Even if freedom means “not having the government all up in our business,” how does that play out without one person’s liberating deregulation simply moving the cost to someone else? And how hypocritical is it for the party that prides itself on literally having “Freedom Caucuses” that are working hard to take legal marriage away from people they don’t like, prevent private businesses from providing certain benefits to employees, or even restraining a whole non-criminal class of people from crossing state borders?
One might retreat, then, to a populist position, seeking the most freedom for the most people by citing majority rule in a democracy as the closest realistic approach to perfection. It’s hard to find a faction currently in power which doesn’t support this concept, even if they’re not, strictly speaking, democratically inclined. Minority parties rightly object, reminding us that majority-rule democracy is two wolves and a lamb voting on the dinner menu. Or as some put it, “we’re not free until all of us are free.”
There’s a metaphor, attributed to Isaac Asimov (or perhaps Ivan Kasanov), about bathrooms. It goes like this: if you live by yourself, you can go to the bathroom anytime, and sit there as long as you want. However, if another person moves in with you, your “bathroom freedom” is limited. Live with a lot of people, and it’s even further diminished; before long, people will be banging on the door and there might have to be a bathroom schedule. The more people we have around us, the more we have to consider others in the equation.
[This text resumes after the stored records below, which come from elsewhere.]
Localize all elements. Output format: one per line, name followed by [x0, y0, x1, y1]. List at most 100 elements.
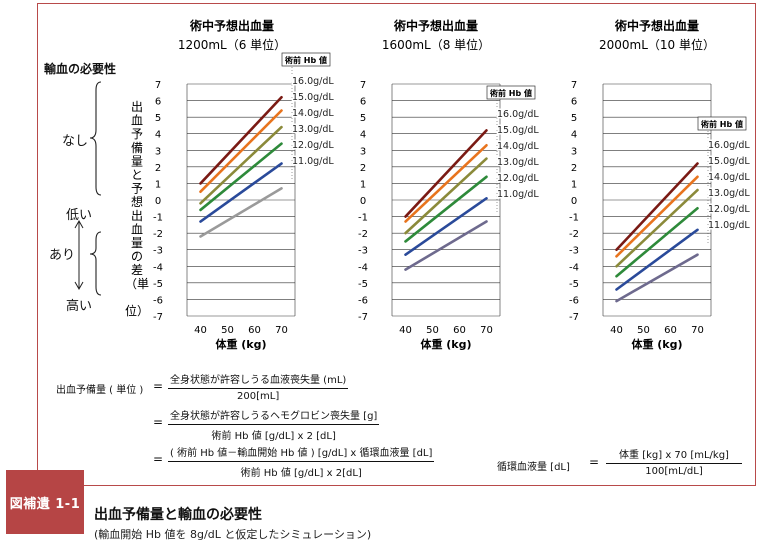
- series-line: [404, 197, 488, 256]
- y-tick-label: 2: [360, 163, 366, 174]
- y-axis-title-char: （単: [125, 277, 149, 291]
- legend-entry: 14.0g/dL: [292, 108, 334, 119]
- x-tick-label: 70: [275, 325, 288, 336]
- y-tick-label: 4: [155, 130, 161, 141]
- x-tick-label: 50: [637, 325, 650, 336]
- y-tick-label: -3: [358, 246, 368, 257]
- y-tick-label: 6: [360, 97, 366, 108]
- y-tick-label: -4: [569, 262, 579, 273]
- y-tick-label: 1: [155, 179, 161, 190]
- chart-panel-2: 術中予想出血量 1600mL（8 単位） 7 6 5 4 3 2 1 0 -1 -2 -3 -4 -5 -6 -…: [358, 18, 541, 351]
- x-tick-label: 60: [664, 325, 677, 336]
- bracket-yes: [89, 231, 102, 296]
- x-axis-label: 体重 (kg): [420, 337, 471, 351]
- legend-title-box: [486, 85, 536, 100]
- formula-fraction-2: 全身状態が許容しうるヘモグロビン喪失量 [g] 術前 Hb 値 [g/dL] x…: [168, 407, 380, 442]
- y-tick-label: 1: [360, 179, 366, 190]
- legend-entry: 15.0g/dL: [497, 125, 539, 136]
- legend-title: 術前 Hb 値: [284, 55, 327, 65]
- need-yes-label: あり: [49, 248, 76, 263]
- y-tick-label: 4: [571, 130, 577, 141]
- legend-entry: 11.0g/dL: [292, 156, 334, 167]
- series-line: [199, 142, 283, 212]
- series-line: [404, 144, 488, 223]
- legend-entry: 16.0g/dL: [708, 140, 750, 151]
- risk-arrow-up: [74, 219, 84, 229]
- y-tick-label: -3: [569, 246, 579, 257]
- y-tick-label: 6: [571, 97, 577, 108]
- y-tick-label: 2: [155, 163, 161, 174]
- x-axis-label: 体重 (kg): [631, 337, 682, 351]
- y-tick-label: 0: [155, 196, 161, 207]
- y-tick-label: -7: [153, 312, 163, 323]
- circulating-volume-label: 循環血液量 [dL]: [497, 462, 570, 473]
- y-tick-label: 3: [360, 146, 366, 157]
- legend-title-box: [281, 52, 331, 67]
- legend-entry: 16.0g/dL: [292, 76, 334, 87]
- y-tick-label: -6: [153, 295, 163, 306]
- figure-number-badge: 図補遺 1-1: [6, 470, 84, 534]
- x-tick-label: 70: [480, 325, 493, 336]
- y-tick-label: 2: [571, 163, 577, 174]
- formula-3-numerator: ( 術前 Hb 値－輸血開始 Hb 値 ) [g/dL] x 循環血液量 [dL…: [168, 444, 435, 462]
- legend-entry: 14.0g/dL: [497, 141, 539, 152]
- formula-eq-3: =: [153, 452, 164, 466]
- x-tick-label: 70: [691, 325, 704, 336]
- chart-subtitle: 1200mL（6 単位）: [178, 37, 286, 52]
- formula-4-denominator: 100[mL/dL]: [645, 466, 703, 477]
- y-tick-label: -7: [358, 312, 368, 323]
- y-axis-title-char: の: [131, 250, 143, 264]
- y-tick-label: -6: [358, 295, 368, 306]
- y-tick-label: 0: [571, 196, 577, 207]
- legend-entry: 13.0g/dL: [497, 157, 539, 168]
- legend-entry: 14.0g/dL: [708, 172, 750, 183]
- formula-4-numerator: 体重 [kg] x 70 [mL/kg]: [606, 446, 742, 464]
- legend-title-box: [697, 116, 747, 131]
- y-tick-label: -4: [153, 262, 163, 273]
- need-low-label: 低い: [66, 208, 93, 223]
- need-none-label: なし: [62, 134, 89, 149]
- formula-fraction-1: 全身状態が許容しうる血液喪失量 (mL) 200[mL]: [168, 371, 349, 402]
- y-tick-label: -5: [569, 279, 579, 290]
- series-line: [199, 125, 283, 205]
- x-tick-label: 50: [221, 325, 234, 336]
- formula-eq-2: =: [153, 415, 164, 429]
- y-tick-label: 7: [360, 80, 366, 91]
- y-axis-title-char: 量: [131, 236, 143, 250]
- y-axis-title-char: 予: [131, 127, 143, 141]
- x-tick-label: 40: [610, 325, 623, 336]
- formula-eq-1: =: [153, 379, 164, 393]
- series-line: [615, 188, 699, 268]
- series-line: [199, 95, 283, 185]
- y-axis-title-char: 血: [131, 114, 143, 128]
- series-line: [404, 157, 488, 235]
- x-tick-label: 40: [399, 325, 412, 336]
- y-axis-title-char: 備: [131, 140, 143, 155]
- series-line: [404, 175, 488, 243]
- x-tick-label: 50: [426, 325, 439, 336]
- legend-entry: 15.0g/dL: [708, 156, 750, 167]
- y-tick-label: 3: [571, 146, 577, 157]
- chart-title: 術中予想出血量: [189, 18, 274, 33]
- series-line: [199, 187, 283, 238]
- y-tick-label: 1: [571, 179, 577, 190]
- y-tick-label: 7: [155, 80, 161, 91]
- y-axis-title-char: 量: [131, 154, 143, 168]
- y-tick-label: -1: [153, 213, 163, 224]
- legend-entry: 12.0g/dL: [497, 173, 539, 184]
- series-line: [404, 220, 488, 271]
- legend-entry: 11.0g/dL: [497, 189, 539, 200]
- legend-entry: 13.0g/dL: [708, 188, 750, 199]
- formula-fraction-3: ( 術前 Hb 値－輸血開始 Hb 値 ) [g/dL] x 循環血液量 [dL…: [168, 444, 435, 479]
- y-tick-label: -1: [358, 213, 368, 224]
- legend-title: 術前 Hb 値: [489, 88, 532, 98]
- chart-subtitle: 2000mL（10 単位）: [599, 37, 715, 52]
- formula-fraction-4: 体重 [kg] x 70 [mL/kg] 100[mL/dL]: [606, 446, 742, 477]
- y-axis-title-char: 想: [131, 194, 143, 209]
- y-axis-title-char: 予: [131, 182, 143, 196]
- y-tick-label: 4: [360, 130, 366, 141]
- legend-entry: 11.0g/dL: [708, 220, 750, 231]
- y-tick-label: -4: [358, 262, 368, 273]
- chart-title: 術中予想出血量: [393, 18, 478, 33]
Liberty can never be absolute. It’s not all about you or me, it’s also about those who aren’t free to go out in public because others are exercising their “freedom” to go maskless during a public health crisis. Are you free if getting sick means choosing between dying, begging strangers for money, or losing your home? Is it living without fear or coercion if fact-based reporting can be fatal, a popular vote can nullify your marriage, you’re more likely to be killed by police, or you can’t drink the water? How free are any of us, living through all these converging crises, anyway? Maybe freedom really is about having nothing left to lose.
However, what if we could reimagine a more mature definition of freedom, one that concentrates less on being able to have your way no matter how many other people are harmed, while protecting even unpopular minorities against the tyranny of the majority? That’s where the anarchists come in. Contrary to the hype, anarchism isn’t simply chaos. It’s the belief that reasonable people can organize themselves to meet their own needs and those of their community without resorting to top-down, coercive power structures and without being destroyed by the tolerance paradox. Sounds like a worthy goal to me.
Maintaining maximal freedom isn’t for the lazy. It takes active thinking, instead of outsourcing one’s conclusions to politicians, business leaders and other talking heads. It requires real commitment to the idea that even people we don’t like deserve the same treatment we want for ourselves. A fair amount of self-restraint, responsibility and rulemaking is necessary, in ways that may not feel like freedom. And it takes action to maintain a standard of living that allows all of us to move beyond immediate fear for our wellbeing and the chance that the power-hungry will take advantage of our natural needs. That’s a lot to ask. Maybe that’s why it’s so hard to sustain a truly free society, instead of the one we have.